An X-ray of the chest
Your doctor will look for all the diagnostic options to find the cause that caused the pleurisy.


The treatment strongly depends on the cause. Remember that it is not a disease in itself, but rather a situation that arises from another pathology.

A patient can deal with the pleural effusion with anti-inflammatory drugs, regardless of the original cause. Medical professionals often recommend ibuprofen for pain management. In more severe cases, the patient may resort to morphine and its derivatives.

When the patient’s pain worsens when they cough, the doctor may consider the use of antitussives.
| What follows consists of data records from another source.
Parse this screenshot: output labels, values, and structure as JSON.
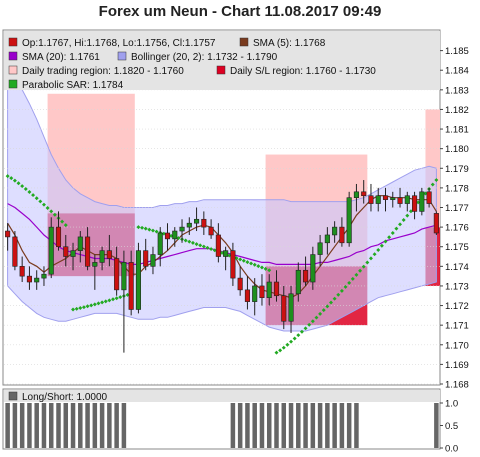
{
  "title": "Forex um Neun - Chart 11.08.2017 09:49",
  "legend": {
    "ohlc": "Op:1.1767, Hi:1.1768, Lo:1.1756, Cl:1.1757",
    "sma5": "SMA (5): 1.1768",
    "sma20": "SMA (20): 1.1761",
    "bollinger": "Bollinger (20, 2): 1.1732 - 1.1790",
    "daily_trading": "Daily trading region: 1.1820 - 1.1760",
    "daily_sl": "Daily S/L region: 1.1760 - 1.1730",
    "sar": "Parabolic SAR: 1.1784",
    "longshort": "Long/Short: 1.0000"
  },
  "colors": {
    "bull": "#1e8f1e",
    "bear": "#cc1111",
    "sma5": "#7a3b1e",
    "sma20": "#9900cc",
    "band_fill": "#c8c8ff",
    "band_line": "#a0a0ee",
    "trading_region": "#ffc8c8",
    "sl_region": "#dd0022",
    "sar": "#22aa22",
    "longshort": "#666666"
  },
  "chart_data": [
    {
      "type": "candlestick",
      "title": "Forex um Neun - Chart 11.08.2017 09:49",
      "ylim": [
        1.168,
        1.186
      ],
      "yticks": [
        "1.168",
        "1.169",
        "1.170",
        "1.171",
        "1.172",
        "1.173",
        "1.174",
        "1.175",
        "1.176",
        "1.177",
        "1.178",
        "1.179",
        "1.180",
        "1.181",
        "1.182",
        "1.183",
        "1.184",
        "1.185"
      ],
      "candles": [
        [
          1.1758,
          1.1762,
          1.1748,
          1.1755
        ],
        [
          1.1755,
          1.1758,
          1.1738,
          1.174
        ],
        [
          1.174,
          1.1745,
          1.1732,
          1.1735
        ],
        [
          1.1735,
          1.174,
          1.1728,
          1.1732
        ],
        [
          1.1732,
          1.1738,
          1.1728,
          1.1734
        ],
        [
          1.1734,
          1.174,
          1.173,
          1.1736
        ],
        [
          1.1736,
          1.1765,
          1.1734,
          1.176
        ],
        [
          1.176,
          1.1768,
          1.1748,
          1.175
        ],
        [
          1.175,
          1.1756,
          1.174,
          1.1745
        ],
        [
          1.1745,
          1.1752,
          1.1738,
          1.1748
        ],
        [
          1.1748,
          1.1758,
          1.1742,
          1.1755
        ],
        [
          1.1755,
          1.176,
          1.1738,
          1.174
        ],
        [
          1.174,
          1.1746,
          1.1728,
          1.1742
        ],
        [
          1.1742,
          1.175,
          1.1738,
          1.1748
        ],
        [
          1.1748,
          1.1756,
          1.174,
          1.1744
        ],
        [
          1.1744,
          1.175,
          1.1725,
          1.1728
        ],
        [
          1.1728,
          1.1748,
          1.1696,
          1.1742
        ],
        [
          1.1742,
          1.1748,
          1.1715,
          1.1718
        ],
        [
          1.1718,
          1.1752,
          1.1716,
          1.1748
        ],
        [
          1.1748,
          1.1754,
          1.1738,
          1.174
        ],
        [
          1.174,
          1.175,
          1.1736,
          1.1746
        ],
        [
          1.1746,
          1.176,
          1.174,
          1.1757
        ],
        [
          1.1757,
          1.1762,
          1.1748,
          1.1754
        ],
        [
          1.1754,
          1.176,
          1.175,
          1.1758
        ],
        [
          1.1758,
          1.1764,
          1.1752,
          1.176
        ],
        [
          1.176,
          1.1765,
          1.1756,
          1.1762
        ],
        [
          1.1762,
          1.177,
          1.1758,
          1.1764
        ],
        [
          1.1764,
          1.1768,
          1.1756,
          1.176
        ],
        [
          1.176,
          1.1764,
          1.1754,
          1.1756
        ],
        [
          1.1756,
          1.1762,
          1.1742,
          1.1745
        ],
        [
          1.1745,
          1.175,
          1.1738,
          1.1748
        ],
        [
          1.1748,
          1.1752,
          1.173,
          1.1734
        ],
        [
          1.1734,
          1.174,
          1.1725,
          1.1728
        ],
        [
          1.1728,
          1.1735,
          1.1718,
          1.1722
        ],
        [
          1.1722,
          1.1734,
          1.1715,
          1.173
        ],
        [
          1.173,
          1.1736,
          1.172,
          1.1724
        ],
        [
          1.1724,
          1.1736,
          1.172,
          1.1732
        ],
        [
          1.1732,
          1.1738,
          1.1722,
          1.1725
        ],
        [
          1.1725,
          1.173,
          1.1708,
          1.1712
        ],
        [
          1.1712,
          1.173,
          1.1706,
          1.1726
        ],
        [
          1.1726,
          1.1742,
          1.1722,
          1.1738
        ],
        [
          1.1738,
          1.1745,
          1.173,
          1.1732
        ],
        [
          1.1732,
          1.175,
          1.1728,
          1.1746
        ],
        [
          1.1746,
          1.1756,
          1.174,
          1.1752
        ],
        [
          1.1752,
          1.176,
          1.1746,
          1.1756
        ],
        [
          1.1756,
          1.1763,
          1.1752,
          1.176
        ],
        [
          1.176,
          1.1765,
          1.175,
          1.1752
        ],
        [
          1.1752,
          1.1778,
          1.175,
          1.1775
        ],
        [
          1.1775,
          1.1782,
          1.1768,
          1.1778
        ],
        [
          1.1778,
          1.1784,
          1.1772,
          1.1776
        ],
        [
          1.1776,
          1.1782,
          1.1768,
          1.1772
        ],
        [
          1.1772,
          1.178,
          1.1768,
          1.1776
        ],
        [
          1.1776,
          1.178,
          1.1768,
          1.1774
        ],
        [
          1.1774,
          1.1778,
          1.177,
          1.1775
        ],
        [
          1.1775,
          1.178,
          1.177,
          1.1772
        ],
        [
          1.1772,
          1.1778,
          1.1768,
          1.1776
        ],
        [
          1.1776,
          1.1778,
          1.1764,
          1.1768
        ],
        [
          1.1768,
          1.178,
          1.1766,
          1.1778
        ],
        [
          1.1778,
          1.178,
          1.177,
          1.1772
        ],
        [
          1.1767,
          1.1768,
          1.1756,
          1.1757
        ]
      ],
      "sma5": [
        1.1762,
        1.1756,
        1.1748,
        1.1742,
        1.174,
        1.1737,
        1.174,
        1.1742,
        1.1744,
        1.1747,
        1.175,
        1.1748,
        1.1746,
        1.1746,
        1.1746,
        1.1744,
        1.174,
        1.1736,
        1.1736,
        1.174,
        1.1742,
        1.1745,
        1.1748,
        1.1752,
        1.1756,
        1.1758,
        1.176,
        1.1761,
        1.176,
        1.1756,
        1.1752,
        1.1747,
        1.174,
        1.1735,
        1.1731,
        1.1728,
        1.1727,
        1.1726,
        1.1725,
        1.1724,
        1.1726,
        1.173,
        1.1735,
        1.174,
        1.1745,
        1.175,
        1.1755,
        1.176,
        1.1766,
        1.177,
        1.1774,
        1.1776,
        1.1776,
        1.1775,
        1.1775,
        1.1775,
        1.1774,
        1.1774,
        1.1774,
        1.1768
      ],
      "sma20": [
        1.1772,
        1.177,
        1.1767,
        1.1764,
        1.176,
        1.1756,
        1.1753,
        1.175,
        1.1748,
        1.1747,
        1.1746,
        1.1745,
        1.1744,
        1.1744,
        1.1744,
        1.1743,
        1.1742,
        1.1741,
        1.1741,
        1.1742,
        1.1743,
        1.1744,
        1.1745,
        1.1746,
        1.1747,
        1.1748,
        1.1749,
        1.1749,
        1.1749,
        1.1748,
        1.1747,
        1.1746,
        1.1745,
        1.1744,
        1.1743,
        1.1742,
        1.1742,
        1.1741,
        1.1741,
        1.1741,
        1.1741,
        1.1741,
        1.1741,
        1.1742,
        1.1742,
        1.1743,
        1.1744,
        1.1745,
        1.1747,
        1.1748,
        1.175,
        1.1751,
        1.1753,
        1.1754,
        1.1755,
        1.1756,
        1.1757,
        1.1759,
        1.176,
        1.1761
      ],
      "bb_upper": [
        1.1838,
        1.1835,
        1.183,
        1.1823,
        1.1815,
        1.1806,
        1.1797,
        1.179,
        1.1784,
        1.178,
        1.1777,
        1.1775,
        1.1773,
        1.1772,
        1.1771,
        1.1771,
        1.177,
        1.177,
        1.177,
        1.177,
        1.177,
        1.1771,
        1.1771,
        1.1772,
        1.1772,
        1.1773,
        1.1773,
        1.1774,
        1.1774,
        1.1774,
        1.1774,
        1.1774,
        1.1774,
        1.1774,
        1.1774,
        1.1774,
        1.1774,
        1.1774,
        1.1774,
        1.1773,
        1.1773,
        1.1773,
        1.1773,
        1.1773,
        1.1773,
        1.1773,
        1.1773,
        1.1773,
        1.1774,
        1.1775,
        1.1777,
        1.1779,
        1.1781,
        1.1783,
        1.1785,
        1.1787,
        1.1789,
        1.179,
        1.1791,
        1.179
      ],
      "bb_lower": [
        1.173,
        1.1726,
        1.1722,
        1.1719,
        1.1716,
        1.1714,
        1.1713,
        1.1712,
        1.1712,
        1.1713,
        1.1714,
        1.1715,
        1.1716,
        1.1716,
        1.1716,
        1.1716,
        1.1715,
        1.1714,
        1.1713,
        1.1713,
        1.1713,
        1.1714,
        1.1714,
        1.1715,
        1.1716,
        1.1717,
        1.1718,
        1.1719,
        1.1719,
        1.1719,
        1.1719,
        1.1718,
        1.1717,
        1.1715,
        1.1713,
        1.1711,
        1.1709,
        1.1708,
        1.1707,
        1.1707,
        1.1707,
        1.1707,
        1.1708,
        1.1709,
        1.171,
        1.1712,
        1.1714,
        1.1716,
        1.1718,
        1.172,
        1.1722,
        1.1724,
        1.1725,
        1.1726,
        1.1727,
        1.1728,
        1.1729,
        1.173,
        1.1731,
        1.1732
      ],
      "sar": [
        1.1786,
        1.1784,
        1.1782,
        1.1779,
        1.1776,
        1.1772,
        1.1769,
        1.1765,
        1.1761,
        null,
        1.1718,
        1.1718,
        1.1719,
        1.172,
        1.1721,
        1.1722,
        1.1724,
        1.1726,
        1.176,
        1.176,
        1.1759,
        1.1758,
        1.1757,
        1.1756,
        1.1755,
        1.1754,
        1.1753,
        1.1752,
        1.1751,
        1.175,
        1.1749,
        1.1748,
        1.1746,
        1.1744,
        1.1742,
        1.174,
        1.1738,
        1.1735,
        1.1732,
        1.1728,
        1.1724,
        1.172,
        1.1716,
        1.1712,
        1.1708,
        1.1705,
        1.1702,
        1.17,
        1.1699,
        1.1699,
        1.1702,
        1.1705,
        1.1709,
        1.1714,
        1.1721,
        1.173,
        1.174,
        1.1752,
        1.177,
        1.1784
      ],
      "sar_segments": [
        {
          "x": [
            0,
            8
          ],
          "y": [
            1.1786,
            1.1761
          ]
        },
        {
          "x": [
            9,
            17
          ],
          "y": [
            1.1718,
            1.1726
          ]
        },
        {
          "x": [
            18,
            36
          ],
          "y": [
            1.176,
            1.1738
          ]
        },
        {
          "x": [
            37,
            59
          ],
          "y": [
            1.1696,
            1.1784
          ]
        }
      ],
      "trading_regions": [
        {
          "x": [
            6,
            17
          ],
          "y": [
            1.1767,
            1.1828
          ]
        },
        {
          "x": [
            36,
            49
          ],
          "y": [
            1.1728,
            1.1797
          ]
        },
        {
          "x": [
            58,
            59
          ],
          "y": [
            1.176,
            1.182
          ]
        }
      ],
      "sl_regions": [
        {
          "x": [
            6,
            17
          ],
          "y": [
            1.1735,
            1.1767
          ]
        },
        {
          "x": [
            36,
            49
          ],
          "y": [
            1.171,
            1.174
          ]
        },
        {
          "x": [
            58,
            59
          ],
          "y": [
            1.173,
            1.176
          ]
        }
      ]
    },
    {
      "type": "bar",
      "title": "Long/Short: 1.0000",
      "ylim": [
        0,
        1
      ],
      "yticks": [
        "0.0",
        "0.5",
        "1.0"
      ],
      "values": [
        1,
        1,
        1,
        1,
        1,
        1,
        1,
        1,
        1,
        1,
        1,
        1,
        1,
        1,
        1,
        1,
        1,
        0,
        0,
        0,
        0,
        0,
        0,
        0,
        0,
        0,
        0,
        0,
        0,
        0,
        0,
        1,
        1,
        1,
        1,
        1,
        1,
        1,
        1,
        1,
        1,
        1,
        1,
        1,
        1,
        1,
        1,
        1,
        1,
        0,
        0,
        0,
        0,
        0,
        0,
        0,
        0,
        0,
        0,
        1
      ]
    }
  ]
}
However, they are not always recommended because coughing is a defense mechanism the body uses to resolve an atypical situation.

In case of infections, antimicrobial treatment can combat the invading agent. There are protocols for pneumonia, fungal infection and flu-like clinical situations that determine what steps you need to take at each stage.

If the pleurisy is accompanied by pleural effusion, your doctor will consider the need for drainage. In this connection, they can drain the fluid that is inside the pleura with certain procedures. Not all effusions need to be drained.

If a patient has pleurisy, medical professionals must find the cause. As such, they will seek the complementary methods they deem appropriate to obtain a diagnosis. Once they have discovered the cause, they can indicate a treatment to address the underlying situation.